Done in a documentary-style fashion, The Laramie Project focuses on the reactions of the Laramie townspeople to the murder of Matthew Shepard. The director, Moises Kaufman, initially wrote a play of the same name using interviews he and his acting troupe conducted with the people of Laramie. Raw emotion is easily seen in the movie version, mainly because of the honest and spot-on acting done by the well-chosen cast. I have never watched this movie and not been affected in some way, whether through the welling of disgust for those who committed the crime to utter sympathy for the victim and those with whom he was connected. The excellent cinematography enhances the surreal, “feel-like-you-are-actually-there” experience that one gets while watching the movie.
Gay rights and especially human rights in general, are a hot topic all around the world, and the United Nations is ahead of the game. The Universal Declaration of Human Rights calls for equality between all people. In the news recently, the Obama administration has been quoted as saying that President Obama will support a UN declaration calling for the decriminalization of homosexuality. Obama’s stance is opposite the policies of President Bush. The Declaration states that gays, lesbians, bisexuals, and transgenders should have the same rights as heterosexuals. The Laramie Project shows how the violation of human rights can profoundly affect everyone related to both the people involved and the situation itself.

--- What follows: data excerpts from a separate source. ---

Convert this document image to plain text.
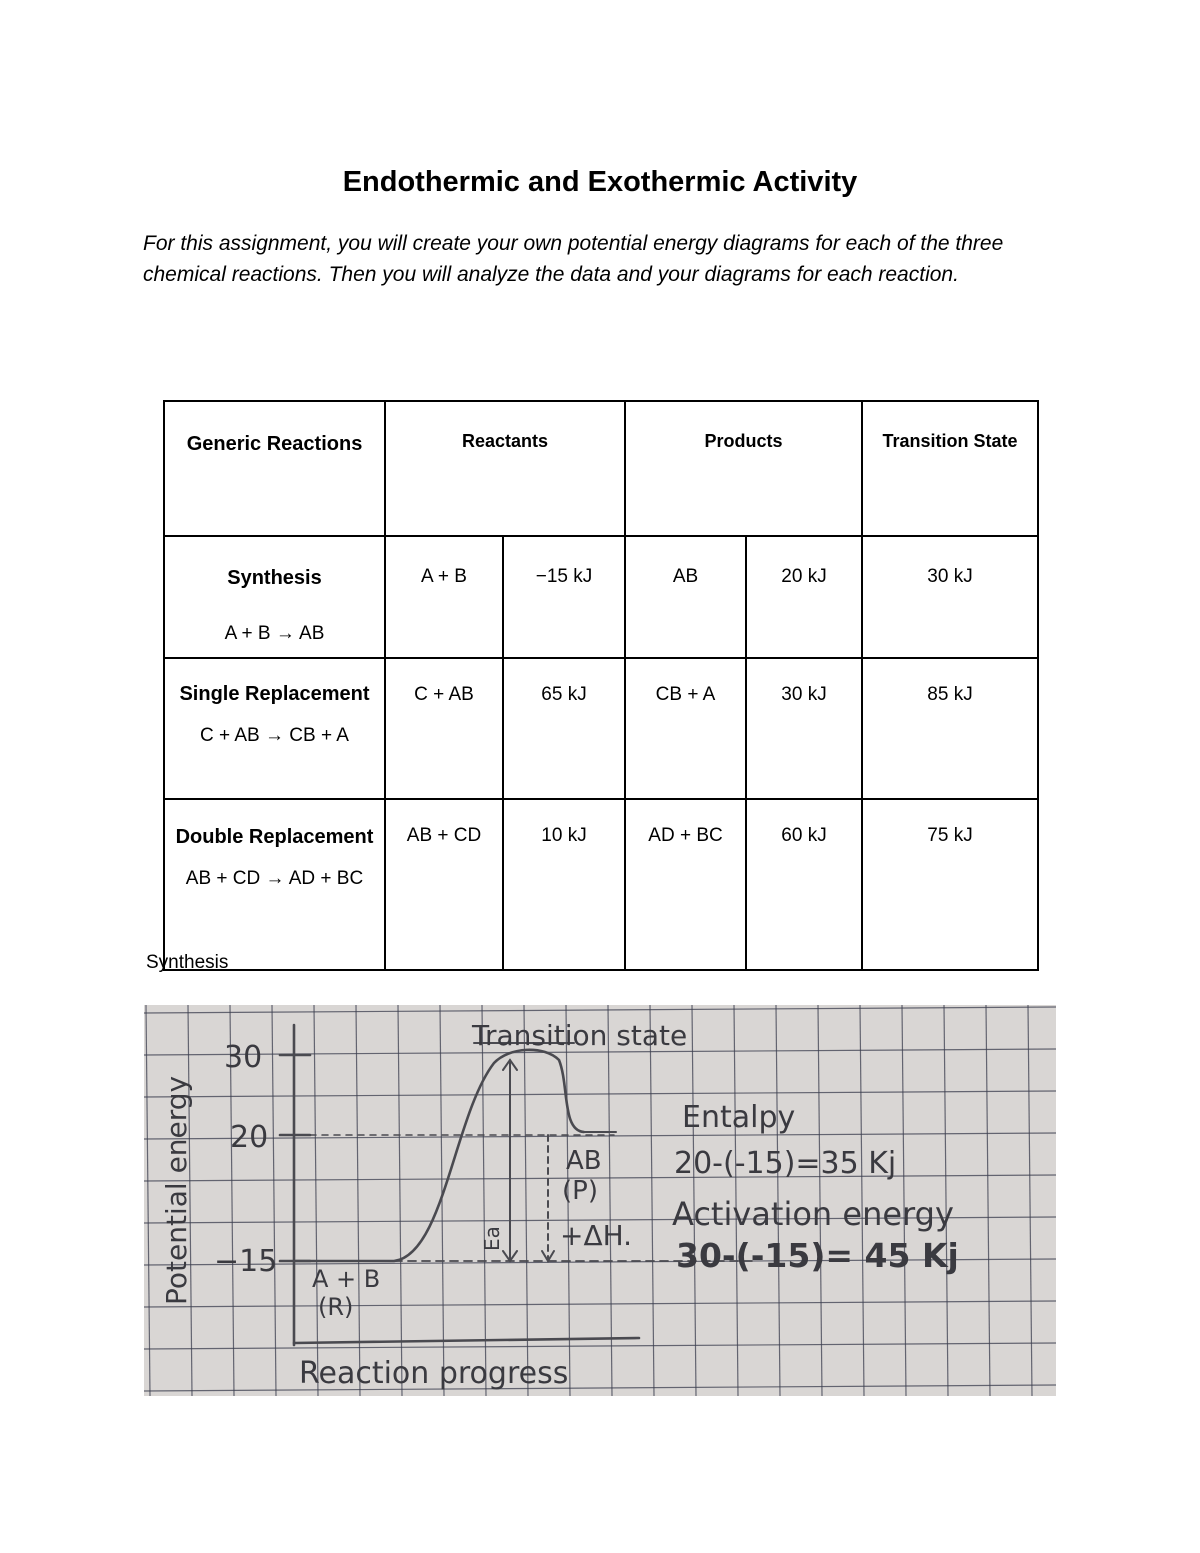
Endothermic and Exothermic Activity

For this assignment, you will create your own potential energy diagrams for each of the three chemical reactions. Then you will analyze the data and your diagrams for each reaction.

Generic Reactions	Reactants		Products		Transition State

Synthesis
A + B → AB	A + B	−15 kJ	AB	20 kJ	30 kJ

Single Replacement
C + AB → CB + A	C + AB	65 kJ	CB + A	30 kJ	85 kJ

Double Replacement
AB + CD → AD + BC	AB + CD	10 kJ	AD + BC	60 kJ	75 kJ

Synthesis

Potential energy
Reaction progress
30
20
−15
Transition state
AB
(P)
A + B
(R)
Ea +ΔH.
Entalpy
20-(-15)=35 Kj
Activation energy
30-(-15)= 45 Kj
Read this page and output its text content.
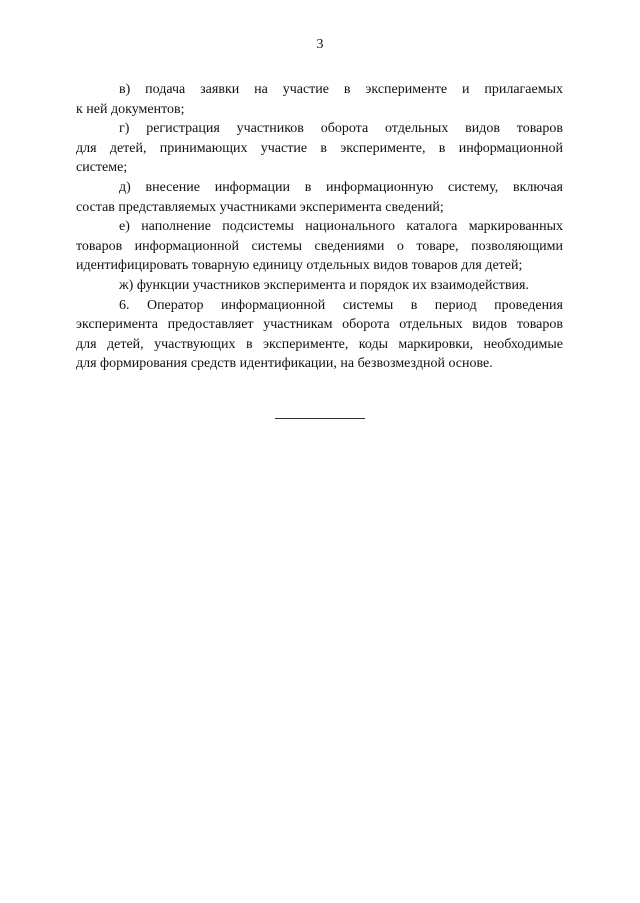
3
в) подача заявки на участие в эксперименте и прилагаемых
к ней документов;
г) регистрация участников оборота отдельных видов товаров
для детей, принимающих участие в эксперименте, в информационной
системе;
д) внесение информации в информационную систему, включая
состав представляемых участниками эксперимента сведений;
е) наполнение подсистемы национального каталога маркированных
товаров информационной системы сведениями о товаре, позволяющими
идентифицировать товарную единицу отдельных видов товаров для детей;
ж) функции участников эксперимента и порядок их взаимодействия.
6. Оператор информационной системы в период проведения
эксперимента предоставляет участникам оборота отдельных видов товаров
для детей, участвующих в эксперименте, коды маркировки, необходимые
для формирования средств идентификации, на безвозмездной основе.
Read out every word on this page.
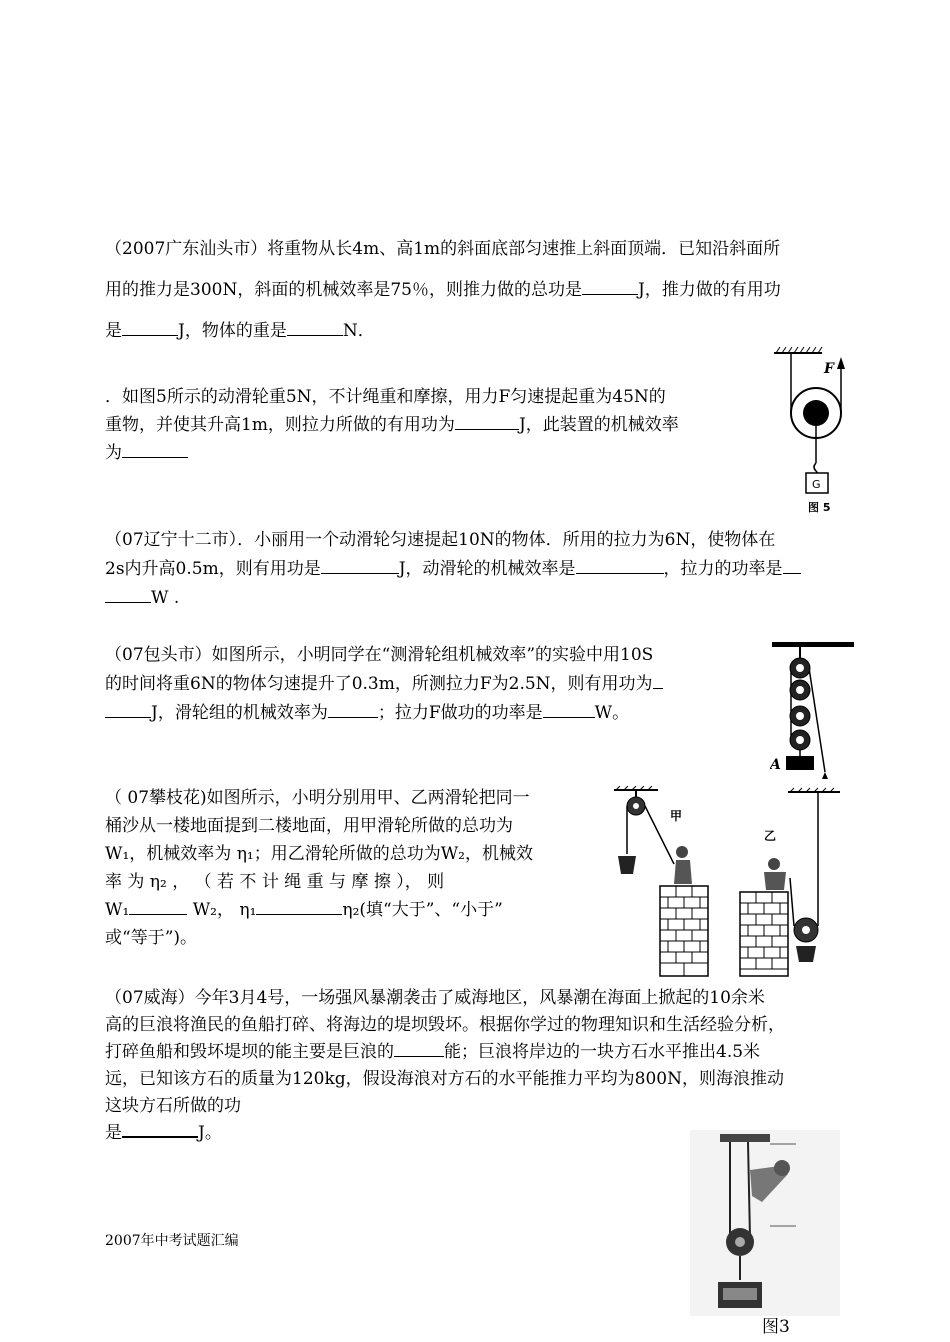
（2007广东汕头市）将重物从长4m、高1m的斜面底部匀速推上斜面顶端．已知沿斜面所
用的推力是300N，斜面的机械效率是75％，则推力做的总功是	J，推力做的有用功
是	J，物体的重是	N．
．如图5所示的动滑轮重5N，不计绳重和摩擦，用力F匀速提起重为45N的
重物，并使其升高1m，则拉力所做的有用功为	J，此装置的机械效率
为
F
G
图 5
（07辽宁十二市）．小丽用一个动滑轮匀速提起10N的物体．所用的拉力为6N，使物体在
2s内升高0.5m，则有用功是	J，动滑轮的机械效率是	，拉力的功率是
W .
（07包头市）如图所示，小明同学在“测滑轮组机械效率”的实验中用10S
的时间将重6N的物体匀速提升了0.3m，所测拉力F为2.5N，则有用功为
J，滑轮组的机械效率为	；拉力F做功的功率是	W。
A
（ 07攀枝花)如图所示，小明分别用甲、乙两滑轮把同一
桶沙从一楼地面提到二楼地面，用甲滑轮所做的总功为
W₁，机械效率为 η₁；用乙滑轮所做的总功为W₂，机械效
率 为 η₂ ， （ 若 不 计 绳 重 与 摩 擦 ）， 则
W₁	W₂， η₁	η₂(填“大于”、“小于”
或“等于”)。
甲
乙
（07威海）今年3月4号，一场强风暴潮袭击了威海地区，风暴潮在海面上掀起的10余米
高的巨浪将渔民的鱼船打碎、将海边的堤坝毁坏。根据你学过的物理知识和生活经验分析，
打碎鱼船和毁坏堤坝的能主要是巨浪的	能；巨浪将岸边的一块方石水平推出4.5米
远，已知该方石的质量为120kg，假设海浪对方石的水平能推力平均为800N，则海浪推动
这块方石所做的功
是	J。
图3
2007年中考试题汇编
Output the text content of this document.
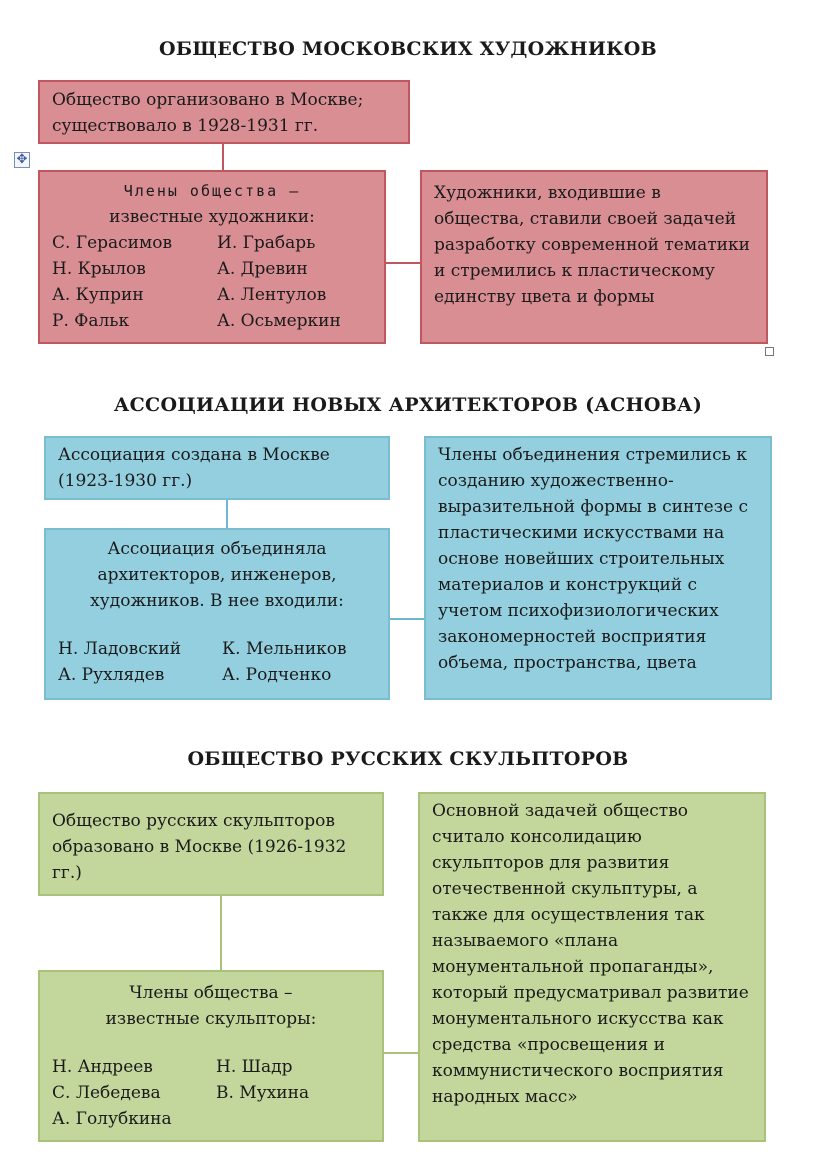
ОБЩЕСТВО МОСКОВСКИХ ХУДОЖНИКОВ
Общество организовано в Москве; существовало в 1928-1931 гг.
✥
Члены общества –
известные художники:
С. Герасимов	И. Грабарь
Н. Крылов	А. Древин
А. Куприн	А. Лентулов
Р. Фальк	А. Осьмеркин
Художники, входившие в общества, ставили своей задачей разработку современной тематики и стремились к пластическому единству цвета и формы
АССОЦИАЦИИ НОВЫХ АРХИТЕКТОРОВ (АСНОВА)
Ассоциация создана в Москве (1923-1930 гг.)
Ассоциация объединяла архитекторов, инженеров, художников. В нее входили:
Н. Ладовский	К. Мельников
А. Рухлядев	А. Родченко
Члены объединения стремились к созданию художественно-выразительной формы в синтезе с пластическими искусствами на основе новейших строительных материалов и конструкций с учетом психофизиологических закономерностей восприятия объема, пространства, цвета
ОБЩЕСТВО РУССКИХ СКУЛЬПТОРОВ
Общество русских скульпторов образовано в Москве (1926-1932 гг.)
Члены общества –
известные скульпторы:
Н. Андреев	Н. Шадр
С. Лебедева	В. Мухина
А. Голубкина
Основной задачей общество считало консолидацию скульпторов для развития отечественной скульптуры, а также для осуществления так называемого «плана монументальной пропаганды», который предусматривал развитие монументального искусства как средства «просвещения и коммунистического восприятия народных масс»
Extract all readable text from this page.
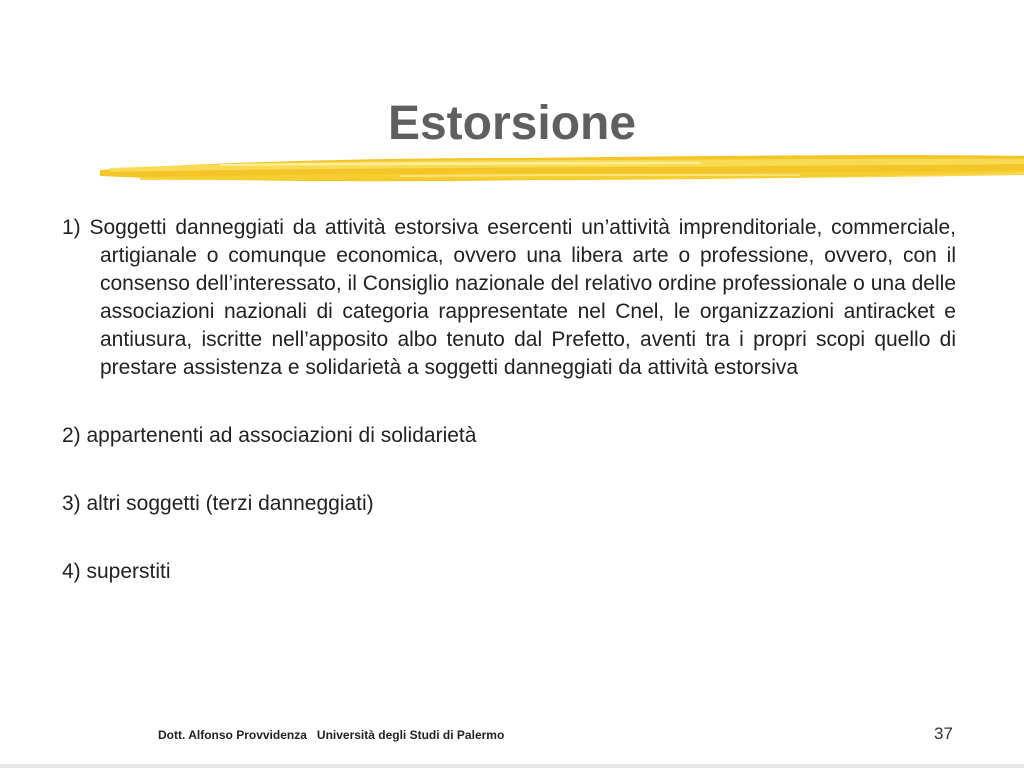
Estorsione

1) Soggetti danneggiati da attività estorsiva esercenti un’attività imprenditoriale, commerciale, artigianale o comunque economica, ovvero una libera arte o professione, ovvero, con il consenso dell’interessato, il Consiglio nazionale del relativo ordine professionale o una delle associazioni nazionali di categoria rappresentate nel Cnel, le organizzazioni antiracket e antiusura, iscritte nell’apposito albo tenuto dal Prefetto, aventi tra i propri scopi quello di prestare assistenza e solidarietà a soggetti danneggiati da attività estorsiva

2) appartenenti ad associazioni di solidarietà

3) altri soggetti (terzi danneggiati)

4) superstiti

Dott. Alfonso Provvidenza Università degli Studi di Palermo	37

I would highly recommend this movie to anyone willing to have an open mind and heart. The sad story of a small Wyoming town thrown into chaos because of the lethal actions of two men shows an intimate view into the consequences of hate crimes. The Laramie Project is available at the University of Iowa Main Library. A movie of this caliber is definitely a winner, and I hope that other viewers love it as powerfully as I do.